How AI-powered adaptive design helped Eisai launch Leqembi

Views & Analysis
Dr. Lynn Kramer and Shobha Dhadda at DPHARM 2023 in Boston
Photo by Jonah Comstock

In July, when the FDA approved Eisai and Biogen’s Alzheimer’s drug Leqembi, we noted the historic nature of the news: it’s the first approved Alzheimer's treatment clinically shown to slow disease progression and cognitive and functional decline. But Leqembi is also notable for innovative methods used in an earlier phase of its development.

At DPHARM 2023 in Boston this week, Dr Lynn Kramer, Eisai’s chief clinical officer for Alzheimer’s disease and brain health (ADBH) and Shobha Dhadda, Eisai’s SVP and global head of biostatistics and project operations for ADBH, shared the story of Leqembi’s phase 2 trial, which employed an adaptive, Bayesian design.

Long theorised but only recently implemented with any regularity, adaptive clinical trial designs are those that can be modified as they progress when new information emerges, either from the trial itself or externally.

“When we were starting to design the study around 2012, there was a shift toward early Alzheimer's disease stage. And there were several phase 3 drugs that had failed in the last two decades,” Dhadda said. “So we were very clear that we had to have a strong clinical proof of concept before we could move into a large phase 3 programme. And there were still many unknowns around lecanemab.”

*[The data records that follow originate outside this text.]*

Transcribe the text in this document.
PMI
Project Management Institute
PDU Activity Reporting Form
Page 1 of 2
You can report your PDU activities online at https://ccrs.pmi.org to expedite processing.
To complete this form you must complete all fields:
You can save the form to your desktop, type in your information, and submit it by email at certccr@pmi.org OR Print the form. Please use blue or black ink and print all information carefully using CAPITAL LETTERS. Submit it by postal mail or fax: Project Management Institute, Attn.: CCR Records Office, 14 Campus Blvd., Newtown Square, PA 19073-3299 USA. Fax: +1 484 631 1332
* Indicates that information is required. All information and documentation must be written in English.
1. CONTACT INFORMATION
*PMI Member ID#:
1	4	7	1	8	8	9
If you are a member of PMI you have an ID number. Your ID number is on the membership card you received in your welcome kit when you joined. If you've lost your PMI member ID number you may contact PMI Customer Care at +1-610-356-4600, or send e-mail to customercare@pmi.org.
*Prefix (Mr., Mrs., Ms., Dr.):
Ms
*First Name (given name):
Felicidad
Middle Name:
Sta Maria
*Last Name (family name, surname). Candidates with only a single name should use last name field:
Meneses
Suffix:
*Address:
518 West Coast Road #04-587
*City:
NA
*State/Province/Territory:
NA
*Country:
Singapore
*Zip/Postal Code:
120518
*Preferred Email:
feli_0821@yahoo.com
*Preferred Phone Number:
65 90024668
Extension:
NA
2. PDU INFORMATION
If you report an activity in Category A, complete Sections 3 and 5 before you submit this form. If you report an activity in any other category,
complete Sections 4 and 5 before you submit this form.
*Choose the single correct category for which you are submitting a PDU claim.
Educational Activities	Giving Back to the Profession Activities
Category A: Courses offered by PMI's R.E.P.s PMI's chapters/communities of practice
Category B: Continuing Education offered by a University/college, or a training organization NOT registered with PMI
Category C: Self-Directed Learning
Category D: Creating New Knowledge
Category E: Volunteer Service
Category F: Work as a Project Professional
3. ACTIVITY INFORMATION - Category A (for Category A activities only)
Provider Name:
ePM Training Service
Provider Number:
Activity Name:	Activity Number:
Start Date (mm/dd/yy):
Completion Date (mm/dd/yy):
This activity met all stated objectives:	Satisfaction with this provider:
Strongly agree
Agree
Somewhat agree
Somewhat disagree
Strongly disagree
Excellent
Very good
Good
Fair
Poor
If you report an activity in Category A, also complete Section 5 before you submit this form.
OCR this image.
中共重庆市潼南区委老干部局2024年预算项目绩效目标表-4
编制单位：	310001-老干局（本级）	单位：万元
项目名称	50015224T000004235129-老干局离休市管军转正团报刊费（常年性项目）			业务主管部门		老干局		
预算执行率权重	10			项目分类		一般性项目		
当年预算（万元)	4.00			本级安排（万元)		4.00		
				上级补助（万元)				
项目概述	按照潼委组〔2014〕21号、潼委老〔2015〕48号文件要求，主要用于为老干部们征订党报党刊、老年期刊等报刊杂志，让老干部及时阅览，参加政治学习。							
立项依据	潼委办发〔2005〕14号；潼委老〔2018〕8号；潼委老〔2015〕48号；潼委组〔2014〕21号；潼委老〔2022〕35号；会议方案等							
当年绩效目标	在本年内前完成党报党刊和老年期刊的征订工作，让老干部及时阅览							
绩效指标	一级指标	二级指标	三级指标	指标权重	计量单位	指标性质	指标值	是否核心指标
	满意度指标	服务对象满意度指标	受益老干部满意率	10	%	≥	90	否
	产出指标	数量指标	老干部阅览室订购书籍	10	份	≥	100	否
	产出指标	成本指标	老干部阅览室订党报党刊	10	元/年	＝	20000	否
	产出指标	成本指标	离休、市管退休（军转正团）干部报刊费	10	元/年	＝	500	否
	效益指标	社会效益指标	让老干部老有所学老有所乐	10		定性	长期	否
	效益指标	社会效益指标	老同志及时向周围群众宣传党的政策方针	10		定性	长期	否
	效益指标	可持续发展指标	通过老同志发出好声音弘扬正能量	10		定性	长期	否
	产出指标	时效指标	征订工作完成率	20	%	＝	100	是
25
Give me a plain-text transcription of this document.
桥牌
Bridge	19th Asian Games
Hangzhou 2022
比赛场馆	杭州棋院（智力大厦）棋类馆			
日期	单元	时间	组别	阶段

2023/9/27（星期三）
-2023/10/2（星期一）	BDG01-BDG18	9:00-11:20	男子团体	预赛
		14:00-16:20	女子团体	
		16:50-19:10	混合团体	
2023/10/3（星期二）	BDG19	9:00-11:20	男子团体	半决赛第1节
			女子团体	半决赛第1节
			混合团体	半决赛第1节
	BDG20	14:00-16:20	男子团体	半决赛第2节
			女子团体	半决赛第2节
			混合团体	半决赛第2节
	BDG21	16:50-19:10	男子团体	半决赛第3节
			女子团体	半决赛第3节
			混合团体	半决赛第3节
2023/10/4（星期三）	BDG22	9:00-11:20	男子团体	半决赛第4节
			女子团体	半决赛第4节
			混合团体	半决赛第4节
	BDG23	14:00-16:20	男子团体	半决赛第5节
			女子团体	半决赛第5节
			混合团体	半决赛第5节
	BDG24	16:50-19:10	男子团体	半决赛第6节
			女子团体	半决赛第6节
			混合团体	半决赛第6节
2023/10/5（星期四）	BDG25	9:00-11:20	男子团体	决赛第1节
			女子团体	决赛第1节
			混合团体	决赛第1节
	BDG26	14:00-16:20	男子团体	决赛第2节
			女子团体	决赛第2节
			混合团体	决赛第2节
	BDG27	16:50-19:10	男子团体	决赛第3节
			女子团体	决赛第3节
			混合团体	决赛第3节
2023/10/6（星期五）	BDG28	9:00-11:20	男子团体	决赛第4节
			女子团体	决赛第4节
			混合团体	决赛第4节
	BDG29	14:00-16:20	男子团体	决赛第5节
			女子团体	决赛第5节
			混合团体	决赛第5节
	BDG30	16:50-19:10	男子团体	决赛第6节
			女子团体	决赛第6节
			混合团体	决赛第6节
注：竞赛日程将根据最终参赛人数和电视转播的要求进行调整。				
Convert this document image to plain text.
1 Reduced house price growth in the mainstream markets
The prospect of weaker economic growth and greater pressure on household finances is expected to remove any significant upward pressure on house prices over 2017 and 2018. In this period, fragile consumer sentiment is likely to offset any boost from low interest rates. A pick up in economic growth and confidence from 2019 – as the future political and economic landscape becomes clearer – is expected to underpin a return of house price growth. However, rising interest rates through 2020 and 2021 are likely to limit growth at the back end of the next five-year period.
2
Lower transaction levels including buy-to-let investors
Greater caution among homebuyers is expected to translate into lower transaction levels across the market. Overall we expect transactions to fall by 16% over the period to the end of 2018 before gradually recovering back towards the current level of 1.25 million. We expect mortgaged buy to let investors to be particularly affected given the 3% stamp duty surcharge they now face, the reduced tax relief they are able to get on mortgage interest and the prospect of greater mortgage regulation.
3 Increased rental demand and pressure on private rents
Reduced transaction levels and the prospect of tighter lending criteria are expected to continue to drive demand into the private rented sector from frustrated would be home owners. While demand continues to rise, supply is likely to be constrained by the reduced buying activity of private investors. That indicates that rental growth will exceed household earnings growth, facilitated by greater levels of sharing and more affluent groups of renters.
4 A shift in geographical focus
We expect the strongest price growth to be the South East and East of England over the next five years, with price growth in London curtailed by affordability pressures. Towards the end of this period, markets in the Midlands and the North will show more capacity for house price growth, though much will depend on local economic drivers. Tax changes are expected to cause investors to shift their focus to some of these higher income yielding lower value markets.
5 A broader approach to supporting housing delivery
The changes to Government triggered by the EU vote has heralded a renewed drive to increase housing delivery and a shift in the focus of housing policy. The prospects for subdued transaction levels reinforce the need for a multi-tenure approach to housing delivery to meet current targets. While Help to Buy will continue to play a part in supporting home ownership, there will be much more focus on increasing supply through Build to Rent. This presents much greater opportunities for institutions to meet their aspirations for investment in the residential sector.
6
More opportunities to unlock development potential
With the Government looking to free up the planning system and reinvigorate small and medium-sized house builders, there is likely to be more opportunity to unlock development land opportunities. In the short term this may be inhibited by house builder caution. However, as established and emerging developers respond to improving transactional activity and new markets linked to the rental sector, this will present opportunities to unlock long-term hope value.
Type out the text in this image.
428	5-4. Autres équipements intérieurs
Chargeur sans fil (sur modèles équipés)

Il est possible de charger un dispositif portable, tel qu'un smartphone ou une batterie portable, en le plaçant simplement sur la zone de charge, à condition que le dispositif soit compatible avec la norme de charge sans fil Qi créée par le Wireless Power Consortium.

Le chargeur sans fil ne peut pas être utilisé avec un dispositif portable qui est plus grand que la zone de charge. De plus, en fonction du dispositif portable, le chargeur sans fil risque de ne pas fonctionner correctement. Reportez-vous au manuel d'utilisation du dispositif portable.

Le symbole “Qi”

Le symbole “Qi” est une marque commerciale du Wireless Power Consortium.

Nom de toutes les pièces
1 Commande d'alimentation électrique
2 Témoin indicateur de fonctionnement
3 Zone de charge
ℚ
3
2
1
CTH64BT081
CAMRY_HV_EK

The phase 2 study needed to broadly prove out the drug, as well as answer questions about dosing and duration that would set up the phase 3 trial for success.

“If we had designed a traditional study with five or six dose arms, it would have cost us a lot of money, would have taken a long time, and would have needed at least four times the sample size. So we decided we would try this Bayesian adaptive design and see how that works,” she said.

They used a response adaptive randomisation, which means that rather than determining how many patients would be in each intervention group at the start of the trial, they instead built an algorithm that would change those allocations based on effectiveness data as it came in. In effect, if a dosage was an obvious failure early on, they could stop assigning subjects to it.

Note that one of the reasons these designs have only recently begun to see use is the complexity of that algorithm, which necessitated a lot of upfront work.

“It took almost six months to run all these simulations and finalise. But at the end of it, what you get is a computer algorithm that's ready, that can look at different dose-response scenarios. Is it going to be a linear slope? Is it going to be S curve? Is it going to be U curve?” Dhadda said. “Once it's built, you have to just implement that algorithm into the study that you don't touch during the study.”

The use of computers allows a study design to be both adaptive and double-blind, Kramer pointed out.

“This not an unblinded study,” he said. “Computers do these allocations. People never see the result during the entire study until the very, very end. That's why it takes six months to do all these simulations and have the system set up so that it can do this effectively regardless of what's happening in the study.”

At 12 months, the study actually failed to meet its primary endpoint. However, it did succeed in identifying the most effective dose regimen at 18 months, which set the company up for phase 3 success.

The team used a number of different biomarkers to feed into the algorithm, including some that they otherwise might not have included, such as ADCOMS, an Eisai-developed measurement that, according to the company, “combines items from the ADAS-cog scale for assessing cognitive functions, MMSE and the CDR scale for evaluating the severity of dementia to enable highly sensitive detection of changes in clinical functions of early AD symptoms and changes in memory.”

“It's not a validated endpoint in Alzheimer's disease trials,” Kramer said. “It was developed to get us to the allocation rates faster because it's a little more sensitive early in the disease. And then, the results in the phase 3 study were almost identical to the phase 2 study. So it predicted exactly what we needed to do.”